Это "я", которое мои сограждане именуют имяреком и которое есть я сам, скрывает на деле столько же секретов от меня, как и от других. И наоборот, о других людях и о вещах у меня не менее прямые сведения, чем обо мне самом. Как луна показывает мне лишь свое бледное звездное плечо, так и мое "я" только прохожий, который проходит перед моими глазами, позволяя рассмотреть лишь спину, окутанную тканью плаща.

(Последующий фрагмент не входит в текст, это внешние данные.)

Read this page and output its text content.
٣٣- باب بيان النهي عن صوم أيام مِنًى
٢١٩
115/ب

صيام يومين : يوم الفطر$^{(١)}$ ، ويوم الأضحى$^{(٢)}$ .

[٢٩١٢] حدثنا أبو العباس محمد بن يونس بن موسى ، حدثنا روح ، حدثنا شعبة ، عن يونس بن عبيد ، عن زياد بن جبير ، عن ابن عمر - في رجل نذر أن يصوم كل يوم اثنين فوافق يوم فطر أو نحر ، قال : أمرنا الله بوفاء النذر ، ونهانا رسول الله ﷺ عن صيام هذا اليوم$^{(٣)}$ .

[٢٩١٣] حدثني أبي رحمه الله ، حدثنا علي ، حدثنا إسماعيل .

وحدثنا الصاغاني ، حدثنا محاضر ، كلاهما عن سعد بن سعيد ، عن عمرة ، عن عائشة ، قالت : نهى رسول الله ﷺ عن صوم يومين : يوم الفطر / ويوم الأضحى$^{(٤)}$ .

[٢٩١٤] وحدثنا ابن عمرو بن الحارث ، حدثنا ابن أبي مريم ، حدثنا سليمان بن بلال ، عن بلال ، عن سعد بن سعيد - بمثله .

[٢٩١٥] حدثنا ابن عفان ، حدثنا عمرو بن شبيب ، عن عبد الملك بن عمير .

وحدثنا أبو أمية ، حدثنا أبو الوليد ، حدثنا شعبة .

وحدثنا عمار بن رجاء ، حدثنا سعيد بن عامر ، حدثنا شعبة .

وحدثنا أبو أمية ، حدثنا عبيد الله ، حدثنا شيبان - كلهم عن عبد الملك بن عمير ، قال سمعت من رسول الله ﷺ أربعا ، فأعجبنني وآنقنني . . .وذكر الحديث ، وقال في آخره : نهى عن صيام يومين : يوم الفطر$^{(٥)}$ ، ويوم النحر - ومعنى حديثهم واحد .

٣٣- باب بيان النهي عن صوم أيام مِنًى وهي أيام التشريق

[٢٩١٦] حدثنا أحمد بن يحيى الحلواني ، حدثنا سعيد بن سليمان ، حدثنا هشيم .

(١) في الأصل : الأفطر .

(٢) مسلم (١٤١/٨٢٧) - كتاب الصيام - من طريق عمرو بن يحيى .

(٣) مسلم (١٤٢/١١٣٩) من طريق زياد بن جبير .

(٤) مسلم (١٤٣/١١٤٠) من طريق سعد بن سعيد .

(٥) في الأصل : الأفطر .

"Далеко от слова до дела", говорится в народе. И Ницше сказал: "Легко думать, но трудно быть". Это расстояние от слова до дела, от мысли о чем-то до бытия чем-то как раз и есть то самое, что разделяет вещь и "я".

4. ЭСТЕТИЧЕСКИЙ ОБЪЕКТ

Теперь мы добрались до следующей жесткой дилеммы: мы не можем сделать объектом нашего понимания, не можем заставить существовать для нас предмет, если не превратим его в образ, в концепцию, в идею, иными словами, если он не перестанет быть тем, что он есть, и не превратится в тень, в схему самого себя. Только с одной вещью вступаем мы во внутреннюю связь - с нашей индивидуальностью, нашей жизнью,- но и эта интимность, превращаясь в образ, перестает быть подлинной. Когда я написал, что "я иду" указывает на ходьбу, увиденную в ее внутреннем содержании, я утверждал нечто весьма относительное, поскольку образ передвижения тела в пространстве - это образ моих чувств и ощущений. Но подлинная, осуществляющаяся ходьба равно удалена как от образа внешнего, так и от образа внутреннего.

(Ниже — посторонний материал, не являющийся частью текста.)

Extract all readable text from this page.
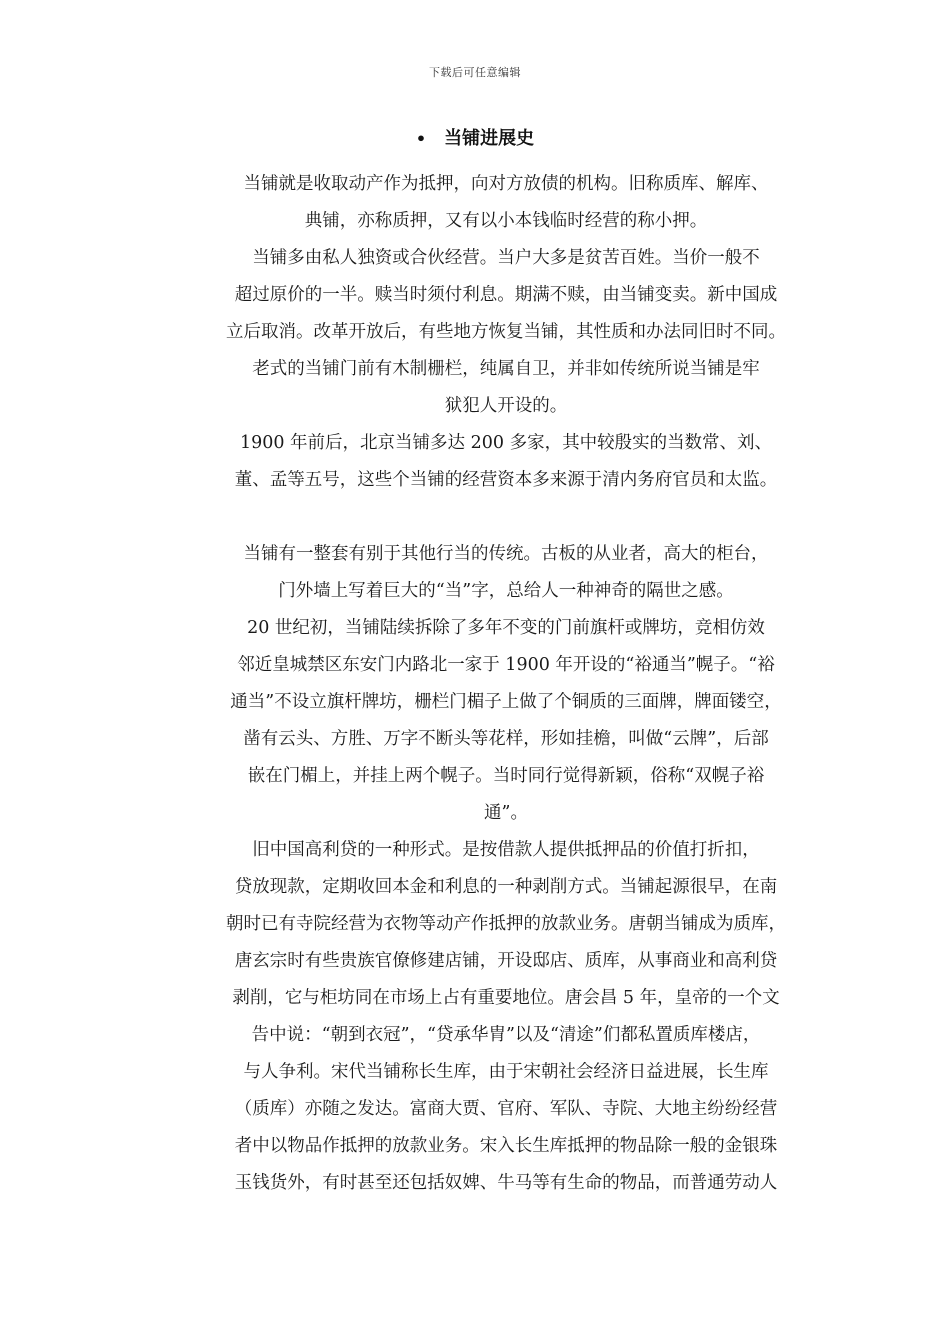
下载后可任意编辑
• 当铺进展史
当铺就是收取动产作为抵押，向对方放债的机构。旧称质库、解库、
典铺，亦称质押，又有以小本钱临时经营的称小押。
当铺多由私人独资或合伙经营。当户大多是贫苦百姓。当价一般不
超过原价的一半。赎当时须付利息。期满不赎，由当铺变卖。新中国成
立后取消。改革开放后，有些地方恢复当铺，其性质和办法同旧时不同。
老式的当铺门前有木制栅栏，纯属自卫，并非如传统所说当铺是牢
狱犯人开设的。
1900 年前后，北京当铺多达 200 多家，其中较殷实的当数常、刘、
董、孟等五号，这些个当铺的经营资本多来源于清内务府官员和太监。
当铺有一整套有别于其他行当的传统。古板的从业者，高大的柜台，
门外墙上写着巨大的“当”字，总给人一种神奇的隔世之感。
20 世纪初，当铺陆续拆除了多年不变的门前旗杆或牌坊，竞相仿效
邻近皇城禁区东安门内路北一家于 1900 年开设的“裕通当”幌子。“裕
通当”不设立旗杆牌坊，栅栏门楣子上做了个铜质的三面牌，牌面镂空，
凿有云头、方胜、万字不断头等花样，形如挂檐，叫做“云牌”，后部
嵌在门楣上，并挂上两个幌子。当时同行觉得新颖，俗称“双幌子裕
通”。
旧中国高利贷的一种形式。是按借款人提供抵押品的价值打折扣，
贷放现款，定期收回本金和利息的一种剥削方式。当铺起源很早，在南
朝时已有寺院经营为衣物等动产作抵押的放款业务。唐朝当铺成为质库，
唐玄宗时有些贵族官僚修建店铺，开设邸店、质库，从事商业和高利贷
剥削，它与柜坊同在市场上占有重要地位。唐会昌 5 年，皇帝的一个文
告中说：“朝到衣冠”，“贷承华胄”以及“清途”们都私置质库楼店，
与人争利。宋代当铺称长生库，由于宋朝社会经济日益进展，长生库
（质库）亦随之发达。富商大贾、官府、军队、寺院、大地主纷纷经营
者中以物品作抵押的放款业务。宋入长生库抵押的物品除一般的金银珠
玉钱货外，有时甚至还包括奴婢、牛马等有生命的物品，而普通劳动人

Внутреннее не может быть объектом ни нашей науки, ни практического мышления, ни искусственного воспроизведения. И все же именно оно подлинная сущность вещи, единственно нужное и полностью удовлетворяющее наше созерцание. Не будем углубляться в вопрос, возможно ли с точки зрения разума, а если возможно, то каким образом сделать объектом нашего созерцания то, что кажется обреченным никогда не превращаться в объект. Это завело бы нас слишком далеко в дебри метафизики. Остановимся и поглядим внимательно на произведение искусства - например, на "Задумчивого" , божественно спокойного под холодным светом капеллы Медичи. И спросим себя, что же это такое, что в конечном счете стало тут поводом, объектом и темой нашего созерцания.

Это ведь не глыба мрамора как образ действительности. Ведь, поскольку мы можем вызвать в памяти все его детали, нам вовсе не важно его материальное существование. Сознание реальности этого мраморного тела никак не участвует в нашем эстетическом переживании, или, вернее сказать, участвует только как средство почувствовать, что это чисто воображаемый объект, который мы можем полностью перенести в нашу фантазию.

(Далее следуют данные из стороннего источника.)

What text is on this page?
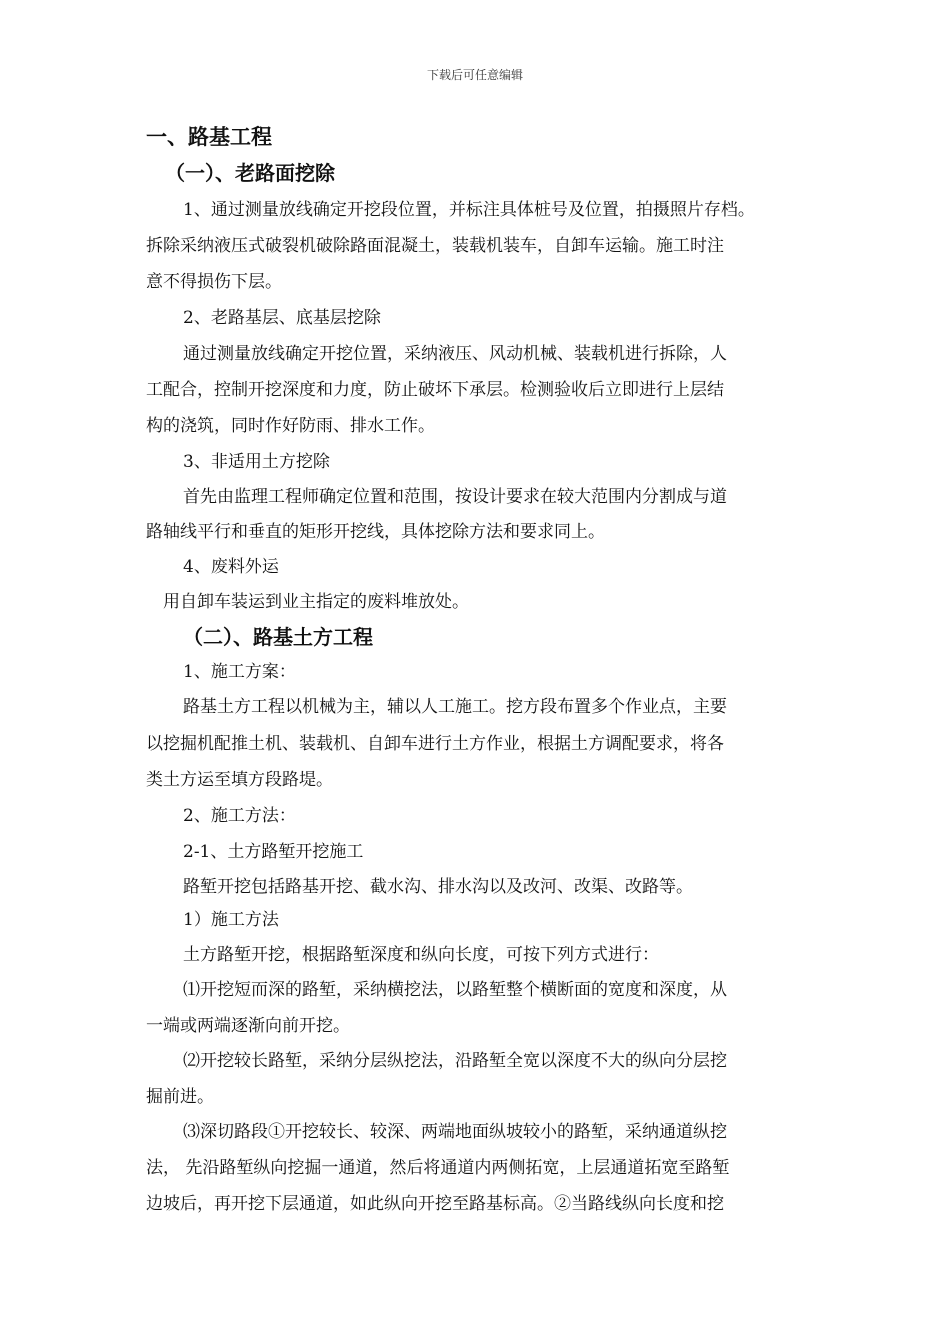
下载后可任意编辑
一、路基工程
（一）、老路面挖除
1、通过测量放线确定开挖段位置，并标注具体桩号及位置，拍摄照片存档。
拆除采纳液压式破裂机破除路面混凝土，装载机装车，自卸车运输。施工时注
意不得损伤下层。
2、老路基层、底基层挖除
通过测量放线确定开挖位置，采纳液压、风动机械、装载机进行拆除，人
工配合，控制开挖深度和力度，防止破坏下承层。检测验收后立即进行上层结
构的浇筑，同时作好防雨、排水工作。
3、非适用土方挖除
首先由监理工程师确定位置和范围，按设计要求在较大范围内分割成与道
路轴线平行和垂直的矩形开挖线，具体挖除方法和要求同上。
4、废料外运
用自卸车装运到业主指定的废料堆放处。
（二）、路基土方工程
1、施工方案：
路基土方工程以机械为主，辅以人工施工。挖方段布置多个作业点，主要
以挖掘机配推土机、装载机、自卸车进行土方作业，根据土方调配要求，将各
类土方运至填方段路堤。
2、施工方法：
2-1、土方路堑开挖施工
路堑开挖包括路基开挖、截水沟、排水沟以及改河、改渠、改路等。
1）施工方法
土方路堑开挖，根据路堑深度和纵向长度，可按下列方式进行：
⑴开挖短而深的路堑，采纳横挖法，以路堑整个横断面的宽度和深度，从
一端或两端逐渐向前开挖。
⑵开挖较长路堑，采纳分层纵挖法，沿路堑全宽以深度不大的纵向分层挖
掘前进。
⑶深切路段①开挖较长、较深、两端地面纵坡较小的路堑，采纳通道纵挖
法， 先沿路堑纵向挖掘一通道，然后将通道内两侧拓宽，上层通道拓宽至路堑
边坡后，再开挖下层通道，如此纵向开挖至路基标高。②当路线纵向长度和挖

Но и не фантастический предмет становится эстетическим предметом. Фантастический предмет ничем, собственно, не отличается от реального предмета: различие между ними сводится к тому, что одну и ту же вещь мы представляем себе как существующую либо как не существующую в действительности. Но "Задумчивый" - это новый объект, качественно несравнимый с предметом нашей фантазии. Он начинается там, где кончается всякий образ. Не белизна мрамора, не линии и формы, но то, о чем говорит все это и что вдруг оказывается перед нами в такой полноте своей, какую мы можем обозначить лишь словами: абсолютное присутствие.

В чем же различие между зрительным образом думающего человека, на которого мы смотрим, и раздумьем "Задумчивого"? Зрительный образ действует на нас как повествование, сообщает нам, что вон там, у нас на виду, кто-то думает; всегда сохраняется дистанция между тем, что дает нам образ, и тем, на что этот образ указывает. Но в "Задумчивом" осуществляется самый акт раздумья. Мы присутствуем при том, при чем никогда не могли бы присутствовать иным способом.